Shiri was Ryan's ex-girlfriend on Earth, from university. He'd met her in his Psychology of Public Opinion class; she was spritely pretty, moderately smart, and she'd asked him out for a beer at The Clover, a Georgetown pub. She hadn't known who he was and even after she found out, she hadn't much cared. For a Media and Public Affairs major that was certainly different, but then it was Earth and she hailed from one of the last small communities in some backcountry state like Montana, in America.
It was quaint to hear her accent, to point at her house on an augmap and walk through a replica of her little town and think, This is so damn far from Austro it's practically alien. She'd never been in space. The thought of going where you couldn't breathe "real" air frightened her. He'd thought she was joking at first. But no. He couldn't imagine never setting foot on a station, especially with Pax Terra so near Earth. Dirtsiders were an odd bunch sometimes.
Anyway, after Spring Break in Hong Kong, in his third year, she'd jettisoned him.
You've changed, she said.
Whatever the hell that meant. People changed, things never stayed the same like she wished, back there in her minuscule town with her safe ideas of what the galaxy was like. She was completely clueless about the reality of war and selfish, dangerous idiocy.
Sid thought she was sweet. But of course Sid was from Texas America.
Sure, he'd told Sid. Sweet in an ignorant kind of way.

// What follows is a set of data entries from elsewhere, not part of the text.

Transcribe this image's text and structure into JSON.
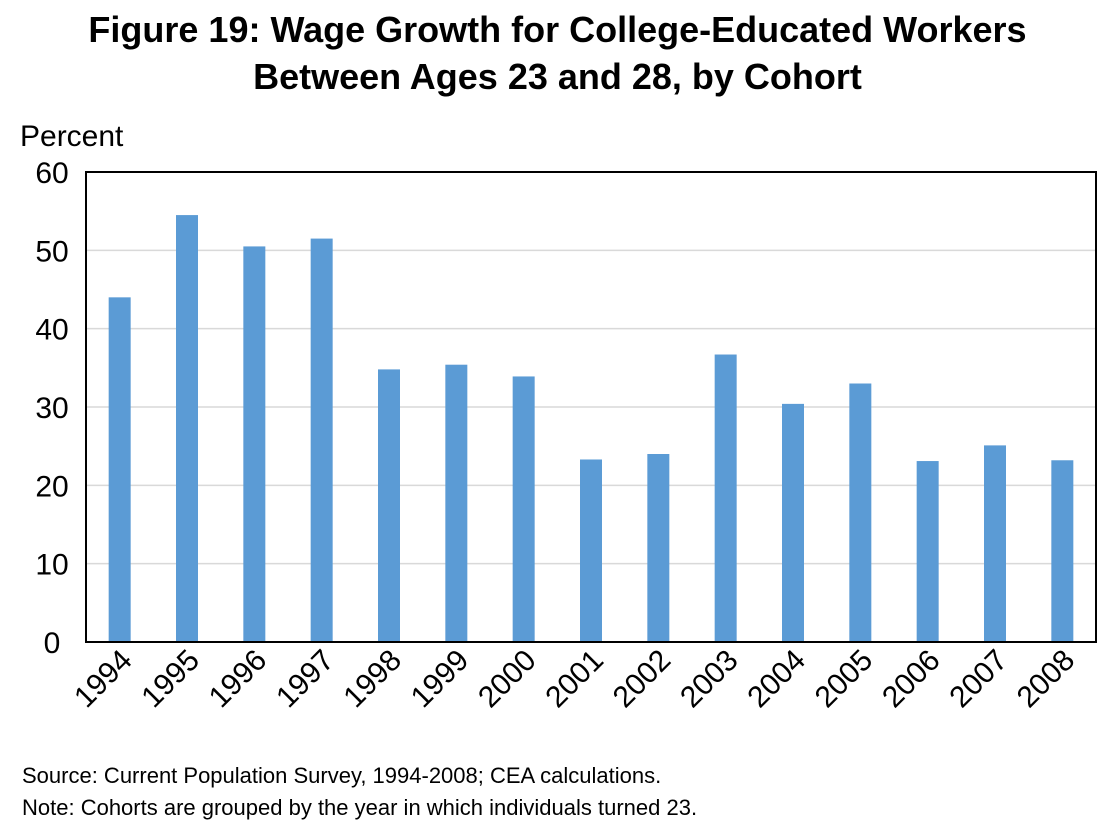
{
  "chart_data": {
    "type": "bar",
    "title_lines": [
      "Figure 19: Wage Growth for College-Educated Workers",
      "Between Ages 23 and 28, by Cohort"
    ],
    "ylabel": "Percent",
    "xlabel": "",
    "ylim": [
      0,
      60
    ],
    "yticks": [
      0,
      10,
      20,
      30,
      40,
      50,
      60
    ],
    "grid": true,
    "legend": "none",
    "bar_color": "#5b9bd5",
    "grid_color": "#d9d9d9",
    "categories": [
      "1994",
      "1995",
      "1996",
      "1997",
      "1998",
      "1999",
      "2000",
      "2001",
      "2002",
      "2003",
      "2004",
      "2005",
      "2006",
      "2007",
      "2008"
    ],
    "values": [
      44.0,
      54.5,
      50.5,
      51.5,
      34.8,
      35.4,
      33.9,
      23.3,
      24.0,
      36.7,
      30.4,
      33.0,
      23.1,
      25.1,
      23.2
    ]
  },
  "footnotes": {
    "source": "Source: Current Population Survey, 1994-2008; CEA calculations.",
    "note": "Note: Cohorts are grouped by the year in which individuals turned 23."
  }
}
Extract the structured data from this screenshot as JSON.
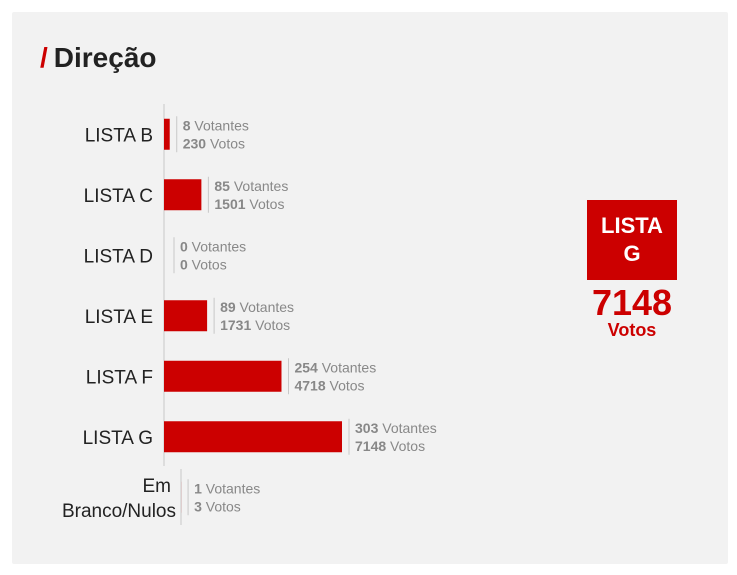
{
  "title_slash": "/",
  "title": "Direção",
  "winner": {
    "label": "LISTA G",
    "votes": "7148",
    "votes_label": "Votos"
  },
  "colors": {
    "accent": "#cc0000",
    "background": "#f2f2f2",
    "label_text": "#222222",
    "stat_text": "#888888"
  },
  "chart_data": {
    "type": "bar",
    "orientation": "horizontal",
    "categories": [
      "LISTA B",
      "LISTA C",
      "LISTA D",
      "LISTA E",
      "LISTA F",
      "LISTA G",
      "Em Branco/Nulos"
    ],
    "category_lines": [
      [
        "LISTA B"
      ],
      [
        "LISTA C"
      ],
      [
        "LISTA D"
      ],
      [
        "LISTA E"
      ],
      [
        "LISTA F"
      ],
      [
        "LISTA G"
      ],
      [
        "Em",
        "Branco/Nulos"
      ]
    ],
    "series": [
      {
        "name": "Votantes",
        "values": [
          8,
          85,
          0,
          89,
          254,
          303,
          1
        ]
      },
      {
        "name": "Votos",
        "values": [
          230,
          1501,
          0,
          1731,
          4718,
          7148,
          3
        ]
      }
    ],
    "bar_series": "Votos",
    "value_unit_votantes": "Votantes",
    "value_unit_votos": "Votos",
    "xlim": [
      0,
      7148
    ],
    "grid": false
  }
}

He missed her, though. Or maybe he missed the lulling simplicity of her life. He missed the sex, of course.
"She hasn't commed me, if that's what you mean, and I haven't commed her. What's the point?"
Sid raised an eyebrow in his so-called nonjudgmental way. Maybe it wasn't judgment, but it was opinion. "I thought you two were still friends."
"Life goes on."
He felt Sid look at him sidelong. He knew he wasn't fooling anybody.
Problem with having the same bodyguard since you were twelve: you knew each other too damn well.
He did miss the way she used to hug his neck and kiss his temple, and hold his hand when they crossed roads because, she said, he wasn't used to four-lane traffic back there in his "tin can"-as she called Austro.
We have podways, he'd told her, attempting to brag. Between modules. In modules.
Sure, she'd said. But they're designated.
She meant regulated, which was true.